Peripheral Teleportation: A Rest Frame Design to Mitigate Cybersickness During Virtual Locomotion
Tongyu Nie, Courtney Hutton Pospick, Ville Cantory, Danhua Zhang, Jasmine Joyce DeGuzman, Victoria Interrante, Isayas Berhe Adhanom, Evan Suma Rosenberg
TL;DR
This paper tackles cybersickness during virtual locomotion and introduces peripheral teleportation, a rest-frame periphery rendering technique that uses two RF cameras to create an Earth-referent peripheral view. By discretely teleporting the RF cameras and blending peripherally with a dithering transition, the method preserves visible detail while aligning optical flow with physical motion, mitigating discomfort.

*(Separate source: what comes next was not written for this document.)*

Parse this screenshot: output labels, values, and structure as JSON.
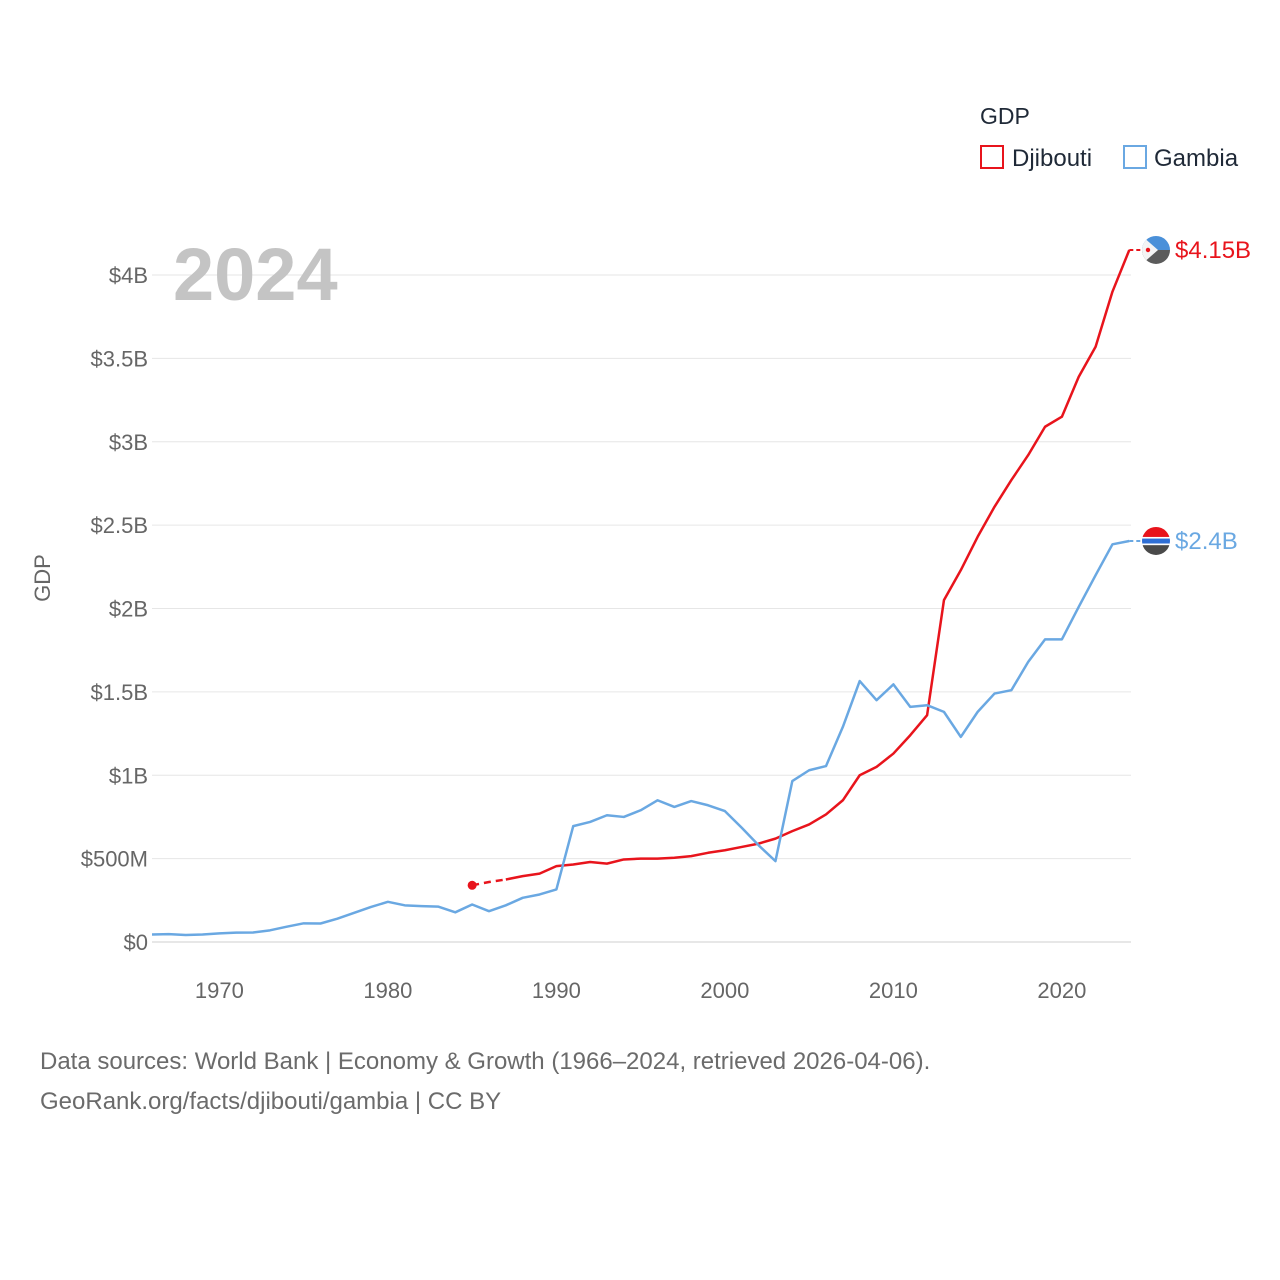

In a between-subjects study (N=90) against a traditional black FOV restrictor and an unrestricted control, peripheral teleportation reduced discomfort (ADS and RDS) and enabled longer task engagement, outperforming the FOV restriction in some metrics. The work demonstrates that rest-frame based peripheral rendering can be a practical, software-based addition to cybersickness mitigation strategies, with potential for further optimization via gaze-contingent design and trajectory prediction.
Abstract
Mitigating cybersickness can improve the usability of virtual reality (VR) and increase its adoption. The most widely used technique, dynamic field-of-view (FOV) restriction, mitigates cybersickness by blacking out the peripheral region of the user's FOV. However, this approach reduces the visibility of the virtual environment. We propose peripheral teleportation, a novel technique that creates a rest frame (RF) in the user's peripheral vision using content rendered from the current virtual environment. Specifically, the peripheral region is rendered by a pair of RF cameras whose transforms are updated by the user's physical motion. We apply alternating teleportations during translations, or snap turns during rotations, to the RF cameras to keep them close to the current viewpoint transformation. Consequently, the optical flow generated by RF cameras matches the user's physical motion, creating a stable peripheral view. In a between-subjects study (N = 90), we compared peripheral teleportation with a traditional black FOV restrictor and an unrestricted control condition. The results showed that peripheral teleportation significantly reduced discomfort and enabled participants to stay immersed in the virtual environment for a longer duration of time. Overall, these findings suggest that peripheral teleportation is a promising technique that VR practitioners may consider adding to their cybersickness mitigation toolset.